Pourtant, le résultat est là. La qualité de la photographie, du découpage, de la gestion d'un plan de tournage (toujours bousculé par les aléas climatiques et les impératifs de la continuité) soutiennent un scénario simple mais efficace. Le tout emballé dans une mise en scène quelque peu envoutante.

Film contemplatif ? C'est un peu court. Certes, le rythme est lancinant mais le film n'est jamais lent. Il y a peu de dialogues mais ils sont bien écrits. Peu de personnages également, mais posés avec originalité. Ah, cet itinérant qui squatte encore et toujours la voiture de Jean-Marc et l'aide à réparer son démarreur gelé !

Mitrani se paie même le luxe de raconter la moitié de son histoire via la voix off de Laurent Lucas. Pari gonflé, quand on sait qu'il s'agit là d'un des procédés les plus "casse-gueule" du langage cinématographique.

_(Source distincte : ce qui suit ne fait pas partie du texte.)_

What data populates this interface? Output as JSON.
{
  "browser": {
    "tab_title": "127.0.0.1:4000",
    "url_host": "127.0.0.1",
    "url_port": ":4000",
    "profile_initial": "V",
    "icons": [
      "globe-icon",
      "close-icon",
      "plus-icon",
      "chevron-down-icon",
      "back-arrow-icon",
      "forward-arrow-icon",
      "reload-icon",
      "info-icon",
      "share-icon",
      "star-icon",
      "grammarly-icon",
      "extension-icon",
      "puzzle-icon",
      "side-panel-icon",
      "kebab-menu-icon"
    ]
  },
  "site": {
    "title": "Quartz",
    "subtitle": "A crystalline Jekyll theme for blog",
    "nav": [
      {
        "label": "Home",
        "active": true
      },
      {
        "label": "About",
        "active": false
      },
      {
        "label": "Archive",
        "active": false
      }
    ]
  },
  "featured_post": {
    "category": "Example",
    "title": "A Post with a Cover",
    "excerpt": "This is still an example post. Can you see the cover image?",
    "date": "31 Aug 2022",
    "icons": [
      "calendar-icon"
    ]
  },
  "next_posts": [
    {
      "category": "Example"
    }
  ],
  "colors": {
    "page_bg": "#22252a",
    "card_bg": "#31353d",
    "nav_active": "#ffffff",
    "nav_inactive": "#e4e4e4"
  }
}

Mais cette voix off récurrente a le bon goût de ne pas être redondante. Au contraire, elle s'insère sur des scènes apparemment distinctes qu'elle vient magnifier.

Mets-en ! C'est-tu beurré assez épais ?[1] me dirait-on en québécois. Et je dois confesser ne pas être nécessairement très objectif. En effet, Sur la trace d'Igor Rizzi me parle personnellement à différents niveaux.

Tout d'abord, les conditions de tournage évoquent le film amateur. En voyant le métrage se dérouler, j'imaginais sans peine le travail, l'improvisation et la ténacité que l'équipe avait dû déployer. Et le visionnement du making-of a confirmé mes premières impressions. Toutes proportions gardées, cela me renvoyait à mes propres films amateurs, dont deux avaient été interrompus dès le tournage en raison du froid hiver lorrain.

Ensuite parce que Noël Mitrani – qui a quitté le Canada à l'âge de 5 ans – est venu s'installer au Québec en 2005. L'année même où j'immigrais en famille à Montréal. Le temps de trouver un appartement et de laisser notre container de déménagement traverser l'Atlantique en bateau, nous avions emménagé dans un meublé. L'adresse : terrasse Guindon. C'est dans cette même rue à trente mètres de là qu'habite le personnage de Jean-Marc, qui trimballe ses angoisses existentielles dans le parc Baldwin, juste en face. Un parc que j'ai moi-même arpenté en long en large et en travers durant six semaines d'hiver, en me posant des questions sur le passé et l'avenir de ma famille.

Lorsque nous quittâmes ledit meublé, le 1er février 2006 (premier jour de tournage du film…), c'était pour intégrer un appartement à cinquante mètres de chez le réalisateur – que je croise d'ailleurs à l'occasion, ses enfants fréquentant la même école que les miens.

De fait, le film traverse des décors que je ne connais que trop bien : le quartier de l'Hôtel de ville, Le Vieux-Port, les ruelles et les appartements du Plateau Mont-Royal,… Noël Mitrani capte les images d'une ville qu'il découvre. Et c'est très exactement le Montréal que je connais.

Et il y filme un Français qui a perdu ses illusions en France, s'exile à Montréal pour finalement y trouver un nouveau sens à sa vie. Oui, décidément, Sur les traces d'Igor Rizzi me parle…

Voilà donc un film d'auteur sensible, intelligent, pourvu d'une vraie grâce cinématographique mais qui ne se prend pas au sérieux.